The head of vehicle maintenance is Louis Calloway. Off duty at this hour, he has returned from his home to walk them through what happened with the bus from Killeen when Lonnie John Bricker signed over possession of it and drove another coach to San Antonio.
What it boils down to is this:
The garage has a number of high-ceiling bays in which buses are parked between trips. Here the interiors are cleaned and a mechanic inspects the vehicle’s engine, drive train, and other systems, using a checklist of items to be confirmed. There are no walls between the bays. It’s a cavernous space, shadowy in places. If Ancel and Clare failed to disembark on arrival from Killeen, if they hid in the tiny lavatory, they might have gotten out of the bus once it arrived in one of these bays and might have entered another bus that had been serviced. They could have hidden in the second coach’s recently cleaned lavatory, waiting to be on the road before stepping out of the cramped lavatory to take seats for which they never purchased tickets.

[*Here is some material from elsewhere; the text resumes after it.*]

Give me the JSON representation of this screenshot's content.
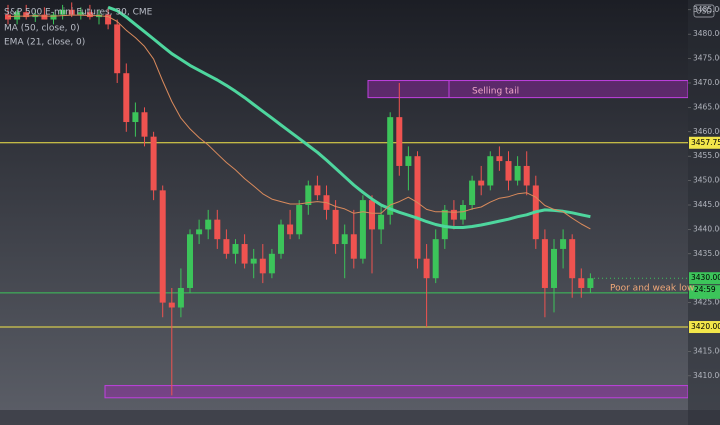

Although this scenario is possible, there are problems with it, most of which even Vince Penn is able to identify. For one thing, no passengers are allowed here. Ancel and Clare would have needed to be as schooled and skilled as covert agents, as well as supernaturally lucky, to slip out of the Killeen bus and into another one without being seen by the workers in the garage.
Furthermore, they would have needed to exit the first coach quickly, before someone came to clean it, and within seconds board another bus on which service had been completed, there to hide in the lav. But how would they know which vehicles were serviced and which were not? And what would they do if the new vehicle in which they hid was fully booked and later proved to have no open seats when they emerged from its lavatory?
Perhaps they took the risk. If so, it has paid off. No driver in mid-trip has reported an excess of passengers.